Dennoch fiel die Auswahl schwer – kein Wunder bei 109 Dreitausendern, die das 35 Kilometer lange Stubaital umschließen. „Schließlich hat man sich geeinigt, und das Ergebnis kann sich durchaus sehen lassen“, erklärt Michael Gstrein, Pressesprecher des Tourismusverbands Stubai Tirol. Zu den Seven Summits gehören das Zuckerhütl (3507 m), der Wilde Freiger (3418 m), der Habicht (3277 m), die Rinnenspitze (3003 m), die Serles (2717 m), der Hohe Burgstall (2611 m) und der Elfer (2505 m).

Es sind jene Gipfel, die einen Eindruck hinterlassen, eine Geschichte erzählen und markant die Landschaft prägen.

So auch die Serles, zu deren Gipfel die Wandergruppe mitten in der Nacht aufgebrochen ist. Gegen 5 Uhr erreichen neun Frauen und Männer das Serlesjöchl in 2384 Metern Höhe, das den hohen Gipfel mit einem seiner beiden Nebengipfel verbindet. „Die Serles steht mit dem dreiteiligen Gipfel als scheinbar völlig isolierte Felspyramide da, bei der laut einer Volkssage ein wilder Ritter mit seinen beiden Söhnen wegen seiner Härte, seines Jähzorns und Grausamkeit verflucht wurde“, erzählt Gstrein den Wanderern in der Dämmerung. „So muss König Serles nun versteinert als Hauptgipfel und seinen beiden Söhnen als Nebengipfel dort ausharren“, fügt er hinzu.

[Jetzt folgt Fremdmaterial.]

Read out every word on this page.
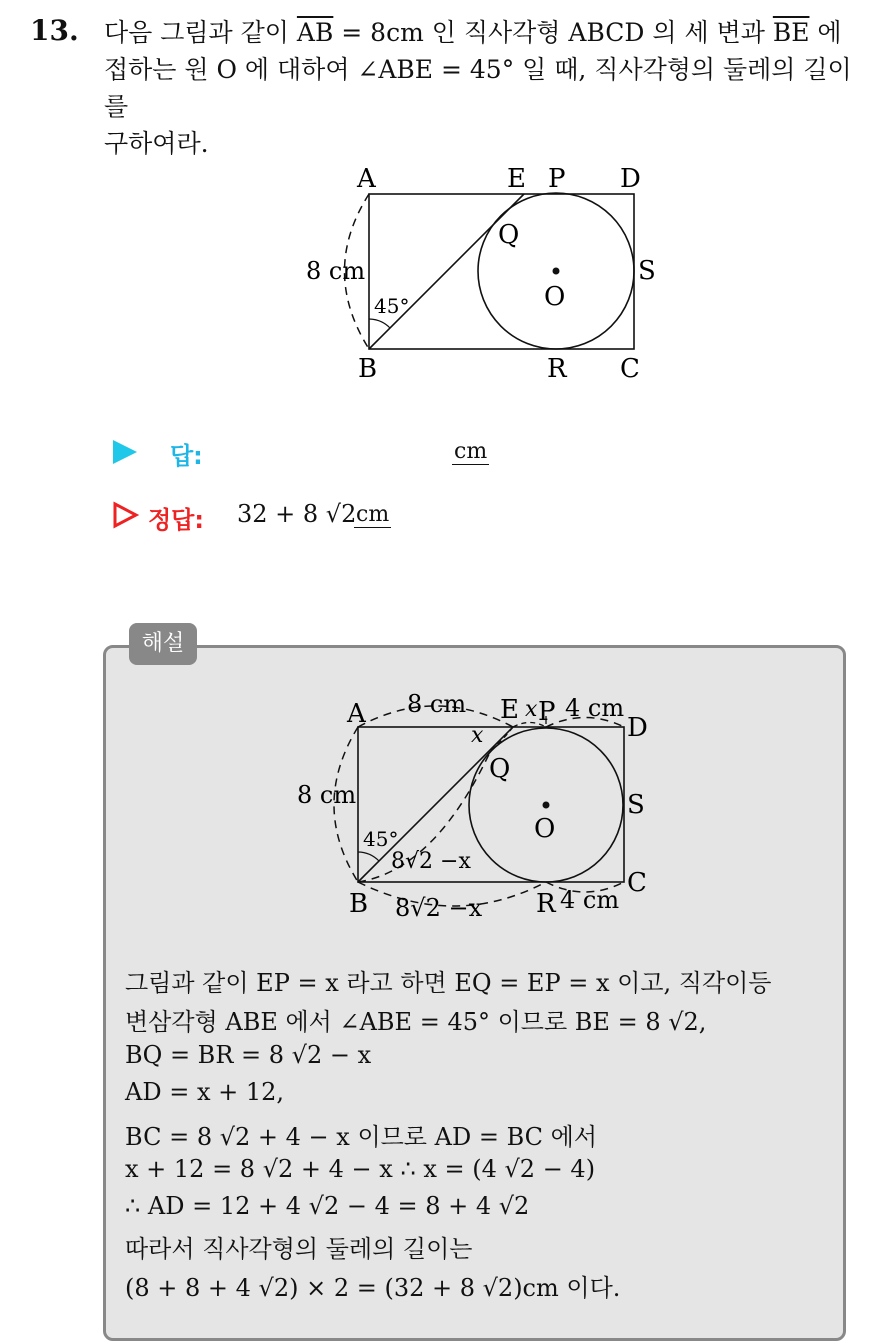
13. 다음 그림과 같이 $\overline{AB} = 8cm$ 인 직사각형 ABCD 의 세 변과 $\overline{BE}$ 에
접하는 원 O 에 대하여 ∠ABE = 45° 일 때, 직사각형의 둘레의 길이를
구하여라.
A	E P D
Q
S
O
8 cm
45°
B	R C
답:	cm
정답: 32 + 8 √2 cm
해설
A 8 cm E x P 4 cm
D
x
Q
8 cm	S
O
45°
8√2 −x
C
B 8√2 −x R 4 cm
그림과 같이 EP = x 라고 하면 EQ = EP = x 이고, 직각이등
변삼각형 ABE 에서 ∠ABE = 45° 이므로 BE = 8 √2,
BQ = BR = 8 √2 − x
AD = x + 12,
BC = 8 √2 + 4 − x 이므로 AD = BC 에서
x + 12 = 8 √2 + 4 − x ∴ x = (4 √2 − 4)
∴ AD = 12 + 4 √2 − 4 = 8 + 4 √2
따라서 직사각형의 둘레의 길이는
(8 + 8 + 4 √2) × 2 = (32 + 8 √2)cm 이다.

Die Sage noch im Kopf, lassen die Wanderer schweigend die ganze Szenerie am Serlesjöchl auf sich einwirken. Die Wolken unter ihnen färben sich in ein sanftes Rosa, der Mond ist zum Greifen nah. Doch der eisige Wind und die Aussicht, auf dem 2717 Meter hohen Gipfel den Sonnenaufgang zu erleben, treiben jeden Einzelnen an.


Das Timing ist perfekt – um kurz vor 6 ist das Gipfelkreuz in Gold gehaucht und das Licht breitet seine gesamte Farbpalette über den Wolken und der Landschaft aus. Worte können das nicht beschreiben, und so schweigen die Gipfelstürmer und lassen die Kulisse staunend auf sich wirken.

Der dreistündige Abstieg ist ebenso aufregend, denn nun ist es hell und erstmals sehen sie Wanderer ihren Weg vom Aufstieg. An der Maria Waldrast Quelle trinken sie vom heilenden Wasser und anschließend im Gasthaus Koppeneck ein kaltes wohl verdientes Bier zur Stärkung, bevor sie mit der Sommerrodelbahn rasant ins Tal rauschen.

Gipfelwechsel

Einen Tag später nimmt der erfahrene Bergführer Robert Span die Gruppe mit zum nächsten Gipfel der Seven Summits: zum Hohen Burgstall. Für Sir Edmund Hillary war es  der erste Gipfel der europäischen Alpen, den er 1949 – vier Jahre vor der Besteigung des Mount Everest – bezwang.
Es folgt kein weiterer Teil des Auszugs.